The organisers of the upcoming games festival discuss why these events are vital to finding future talent for the industry

Why Jagex, PlayStation and more are supporting students through Brains Eden

Student games initiatives provide technology professionals and companies with the opportunity to give something back to the industry, through sharing expert advice and specialist knowledge with participants and networking amongst other industry professionals, while also gaining access to the next generation of talent.

Cambridge is a great example of how internationally renowned games development companies can support student projects, and the future of the games industry. Often referred to as Silicon Fen, the city is a hotbed of technological advancement and home to a world leading digital creative hub, which employs over a thousand games industry professionals.

Many of the companies in Cambridge support projects like Brains Eden, held annually at Anglia Ruskin University. One of the largest student-only games festivals in the UK, Brains Eden attracts students from across Europe and has become an integral part of one of the most important and booming sectors of the economy. Events like Brains Eden provide industry professionals with the opportunity to handpick the next generation of talented game creators.

At the same time, Brains Eden gives university students the chance to experience a 48-hour games jam and put their programming and design skills to the test, while also becoming entrepreneurial thinkers; they’re required to design a product from start to finish and even pitch their ideas to renowned industry experts.

Mark Ogilvie, design director at Jagex Games Studio said: “I’ve been a fan of Brains Eden for years – the creativity that comes out of rapid development projects like this, plus the unadulterated, unbridled passion of students is a recipe for success. It is an honour to be involved in events like this; Jagex is delighted to be able to help nurture local talent and give something back to local projects, and to invest in the future of the games industry by doing so.”

Events like Brains Eden provide industry professionals with the opportunity to handpick the next generation of talented game creators.

Some of the leading games developers, such as PlayStation, are also actively targeting the next generation of developers at university level. Not only is PlayStation a passionate supporter of Brains Eden but the company runs its own Academic Development Programme, an academic licensing programme for universities and academic groups that want to use PlayStation development tools as part of a broader spectrum of further education provision.

“Meeting the best new talent is one of the key challenges in recruitment in the sector," said Mark Green, senior producer at the PlayStation-owned Guerrilla Games. "That’s why our PlayStation First Academic Programme and events like Brains Eden are so important; they give us the chance to meet some of the very, very best.”

But what about pre-university level? Across the UK, teachers are struggling to teach a Computer Science curriculum that will sufficiently inspire the next generation of would-be games developers. The current UK Computer Science curriculum in schools requires students to understand and practise software development processes, but what it doesn’t offer is insight into real life experiences of what the games, creative and digital industries have to offer.

So how are teachers and schools – which are often ‘behind the curve’ when it comes to technology compared to their students – going to be able to better deliver Computer Science learning opportunities?
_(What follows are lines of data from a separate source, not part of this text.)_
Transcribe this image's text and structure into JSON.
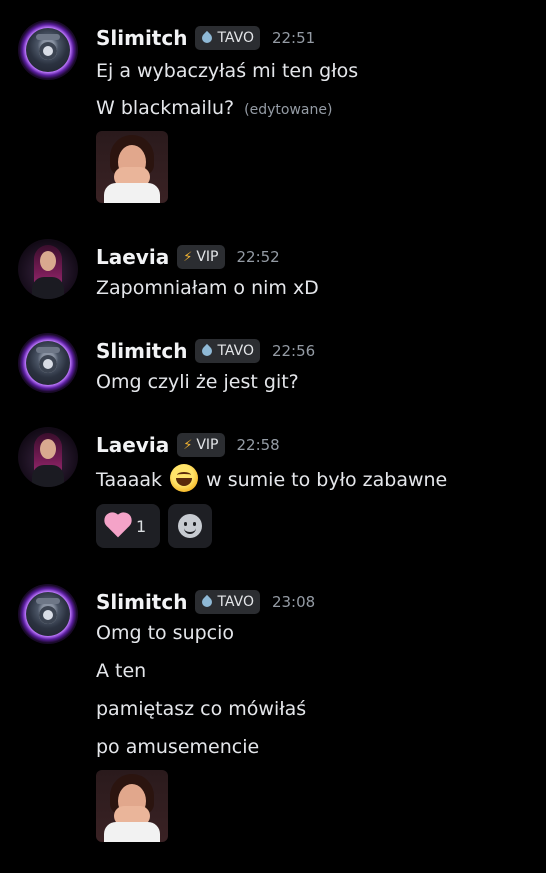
{
  "messages": [
    {
      "user": "Slimitch",
      "tag": "TAVO",
      "tag_icon": "droplet-icon",
      "time": "22:51",
      "lines": [
        "Ej a wybaczyłaś mi ten głos",
        "W blackmailu?"
      ],
      "edited": "(edytowane)",
      "sticker": "crying-woman-sticker"
    },
    {
      "user": "Laevia",
      "tag": "VIP",
      "tag_icon": "lightning-icon",
      "time": "22:52",
      "lines": [
        "Zapomniałam o nim xD"
      ]
    },
    {
      "user": "Slimitch",
      "tag": "TAVO",
      "tag_icon": "droplet-icon",
      "time": "22:56",
      "lines": [
        "Omg czyli że jest git?"
      ]
    },
    {
      "user": "Laevia",
      "tag": "VIP",
      "tag_icon": "lightning-icon",
      "time": "22:58",
      "line_before_emoji": "Taaaak",
      "line_after_emoji": "w sumie to było zabawne",
      "reaction_count": "1"
    },
    {
      "user": "Slimitch",
      "tag": "TAVO",
      "tag_icon": "droplet-icon",
      "time": "23:08",
      "lines": [
        "Omg to supcio",
        "A ten",
        "pamiętasz co mówiłaś",
        "po amusemencie"
      ],
      "sticker": "crying-woman-sticker"
    }
  ],
  "colors": {
    "background": "#000000",
    "username": "#f2f3f5",
    "timestamp": "#949ba4",
    "vip_bolt": "#f0b232",
    "tavo_drop": "#8fb9d6",
    "reaction_heart": "#f4a3c8"
  }
}
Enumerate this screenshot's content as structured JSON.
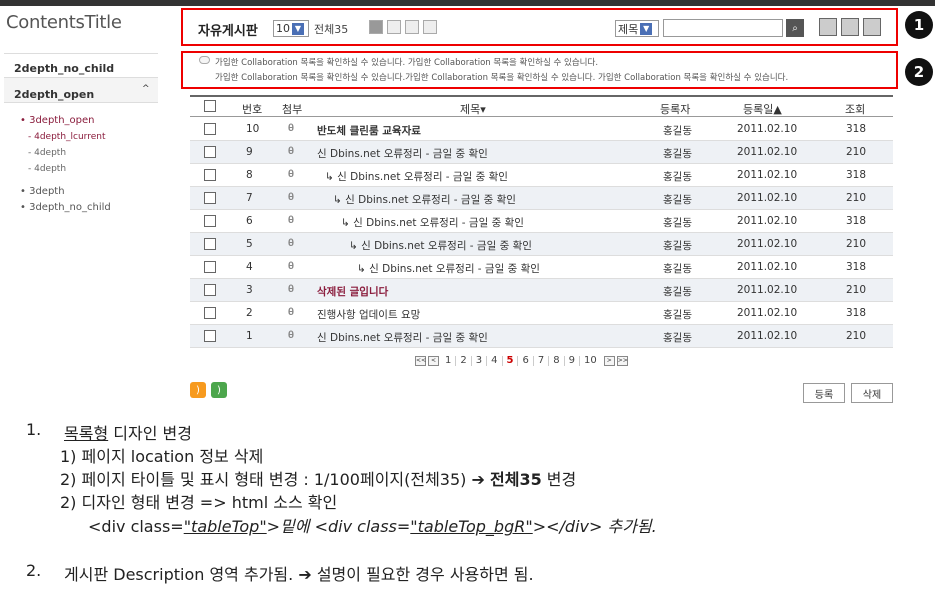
{
  "lnb": {
    "title": "ContentsTitle",
    "item1": "2depth_no_child",
    "item2": "2depth_open",
    "sub1": "3depth_open",
    "sub1a": "4depth_lcurrent",
    "sub1b": "4depth",
    "sub1c": "4depth",
    "sub2": "3depth",
    "sub3": "3depth_no_child"
  },
  "tabletop": {
    "title": "자유게시판",
    "page_size": "10",
    "total": "전체35",
    "search_field": "제목"
  },
  "markers": [
    "1",
    "2"
  ],
  "description": {
    "line1": "가입한 Collaboration 목록을 확인하실 수 있습니다. 가입한 Collaboration 목록을 확인하실 수 있습니다.",
    "line2": "가입한 Collaboration 목록을 확인하실 수 있습니다.가입한 Collaboration 목록을 확인하실 수 있습니다. 가입한 Collaboration 목록을 확인하실 수 있습니다."
  },
  "table": {
    "headers": {
      "no": "번호",
      "attach": "첨부",
      "subject": "제목▾",
      "writer": "등록자",
      "date": "등록일▲",
      "views": "조회"
    },
    "rows": [
      {
        "no": "10",
        "subject": "반도체 클린룸 교육자료",
        "writer": "홍길동",
        "date": "2011.02.10",
        "views": "318"
      },
      {
        "no": "9",
        "subject": "신 Dbins.net 오류정리 - 금일 중 확인",
        "writer": "홍길동",
        "date": "2011.02.10",
        "views": "210"
      },
      {
        "no": "8",
        "subject": "↳ 신 Dbins.net 오류정리 - 금일 중 확인",
        "writer": "홍길동",
        "date": "2011.02.10",
        "views": "318"
      },
      {
        "no": "7",
        "subject": "↳ 신 Dbins.net 오류정리 - 금일 중 확인",
        "writer": "홍길동",
        "date": "2011.02.10",
        "views": "210"
      },
      {
        "no": "6",
        "subject": "↳ 신 Dbins.net 오류정리 - 금일 중 확인",
        "writer": "홍길동",
        "date": "2011.02.10",
        "views": "318"
      },
      {
        "no": "5",
        "subject": "↳ 신 Dbins.net 오류정리 - 금일 중 확인",
        "writer": "홍길동",
        "date": "2011.02.10",
        "views": "210"
      },
      {
        "no": "4",
        "subject": "↳ 신 Dbins.net 오류정리 - 금일 중 확인",
        "writer": "홍길동",
        "date": "2011.02.10",
        "views": "318"
      },
      {
        "no": "3",
        "subject": "삭제된 글입니다",
        "writer": "홍길동",
        "date": "2011.02.10",
        "views": "210"
      },
      {
        "no": "2",
        "subject": "진행사항 업데이트 요망",
        "writer": "홍길동",
        "date": "2011.02.10",
        "views": "318"
      },
      {
        "no": "1",
        "subject": "신 Dbins.net 오류정리 - 금일 중 확인",
        "writer": "홍길동",
        "date": "2011.02.10",
        "views": "210"
      }
    ]
  },
  "pager": {
    "pages": [
      "1",
      "2",
      "3",
      "4",
      "5",
      "6",
      "7",
      "8",
      "9",
      "10"
    ],
    "current": "5"
  },
  "buttons": {
    "register": "등록",
    "delete": "삭제"
  },
  "notes": {
    "n1_num": "1.",
    "n1_a": "목록형",
    "n1_b": " 디자인 변경",
    "n1_l1": "1) 페이지 location 정보 삭제",
    "n1_l2a": "2) 페이지 타이틀 및 표시 형태 변경 : 1/100페이지(전체35) ",
    "n1_l2arrow": "➔",
    "n1_l2b": "전체35",
    "n1_l2c": " 변경",
    "n1_l3": "2) 디자인 형태 변경 => html 소스 확인",
    "n1_l4a": "<div class=",
    "n1_l4b": "\"tableTop\"",
    "n1_l4c": ">밑에 <div class=",
    "n1_l4d": "\"tableTop_bgR\"",
    "n1_l4e": "></div>  추가됨.",
    "n2_num": "2.",
    "n2_a": "게시판 Description 영역 추가됨. ",
    "n2_arrow": "➔",
    "n2_b": " 설명이 필요한 경우 사용하면 됨."
  },
  "colors": {
    "annotation": "#e00000",
    "active_menu": "#8a1c3c",
    "alt_row": "#eef1f5"
  }
}
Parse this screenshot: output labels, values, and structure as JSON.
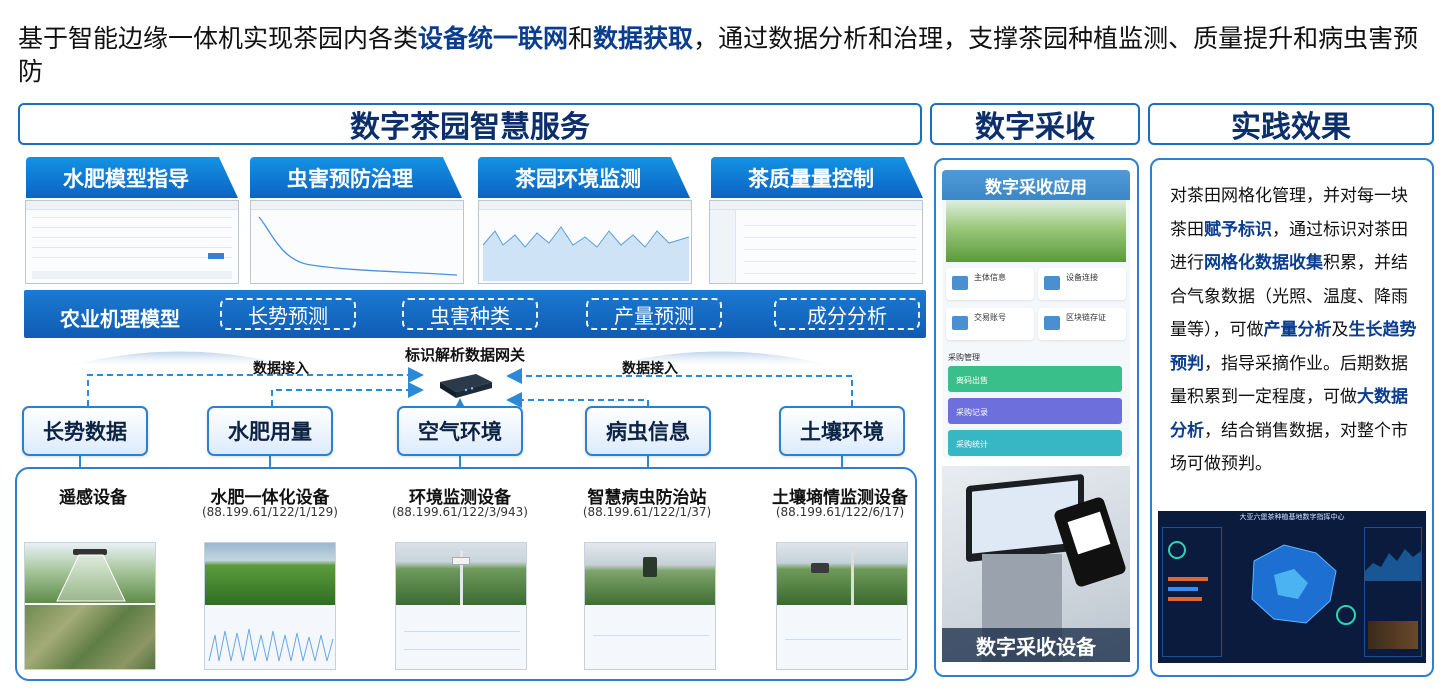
{
  "headline": {
    "part1": "基于智能边缘一体机实现茶园内各类",
    "bold1": "设备统一联网",
    "part2": "和",
    "bold2": "数据获取",
    "part3": "，通过数据分析和治理，支撑茶园种植监测、质量提升和病虫害预防"
  },
  "sections": {
    "service_title": "数字茶园智慧服务",
    "harvest_title": "数字采收",
    "effect_title": "实践效果"
  },
  "services": [
    {
      "label": "水肥模型指导"
    },
    {
      "label": "虫害预防治理"
    },
    {
      "label": "茶园环境监测"
    },
    {
      "label": "茶质量量控制"
    }
  ],
  "model": {
    "name": "农业机理模型",
    "predictions": [
      "长势预测",
      "虫害种类",
      "产量预测",
      "成分分析"
    ]
  },
  "gateway": {
    "label": "标识解析数据网关",
    "left_in": "数据接入",
    "right_in": "数据接入"
  },
  "data_types": [
    "长势数据",
    "水肥用量",
    "空气环境",
    "病虫信息",
    "土壤环境"
  ],
  "devices": [
    {
      "name": "遥感设备",
      "id": ""
    },
    {
      "name": "水肥一体化设备",
      "id": "(88.199.61/122/1/129)"
    },
    {
      "name": "环境监测设备",
      "id": "(88.199.61/122/3/943)"
    },
    {
      "name": "智慧病虫防治站",
      "id": "(88.199.61/122/1/37)"
    },
    {
      "name": "土壤墒情监测设备",
      "id": "(88.199.61/122/6/17)"
    }
  ],
  "harvest": {
    "app_title": "数字采收应用",
    "device_label": "数字采收设备",
    "section": "采购管理",
    "cards": [
      "主体信息",
      "设备连接",
      "交易账号",
      "区块链存证"
    ],
    "buttons": [
      "离码出售",
      "采购记录",
      "采购统计"
    ]
  },
  "effect": {
    "t1": "对茶田网格化管理，并对每一块茶田",
    "b1": "赋予标识",
    "t2": "，通过标识对茶田进行",
    "b2": "网格化数据收集",
    "t3": "积累，并结合气象数据（光照、温度、降雨量等），可做",
    "b3": "产量分析",
    "t4": "及",
    "b4": "生长趋势预判",
    "t5": "，指导采摘作业。后期数据量积累到一定程度，可做",
    "b5": "大数据分析",
    "t6": "，结合销售数据，对整个市场可做预判。",
    "dashboard_title": "大亚六堡茶种植基地数字指挥中心"
  },
  "colors": {
    "accent": "#1c6fc0",
    "tab_blue": "#0b63c4",
    "heading_navy": "#0c2e6b",
    "highlight_navy": "#0a3d8f",
    "connector": "#2b8ad8"
  }
}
A key element of the solution is for industry to support schools and colleges in the delivery of Computer Science education – by investing in innovative and creative learning opportunities which inspire young learners.

The current UK Computer Science curriculum doesn’t offer students insight into real life experiences of what the games, creative and digital industries have to offer.

A new computer games initiative – Future Experience Points (FXP) – is a development competition and festival for school and college aged students, which is being piloted in Cambridgeshire this year and backed by major industry players and influencers such as ARM, Jagex, Anglia Ruskin University, Cambridge University Press, YoYo Games, Unity and Rizing Games.

Michael Warburton from Cambridge Regional College and Rizing Games said: “Events like Brains Eden and FXP offer students the chance to be around other like-minded games designers and developers across the region and, in some cases, the world. The chance for participants to have face to face interactions with industry mentors provides a unique opportunity to gain awareness of the skills and approaches required in developing games.”

Industry players working directly with schools and universities through initiatives like Brains Eden and FXP will prepare the games developers of tomorrow with not only the technical but also workplace skills that they need to succeed in the world of work, by giving participants the gold dust opportunity of direct industry mentoring.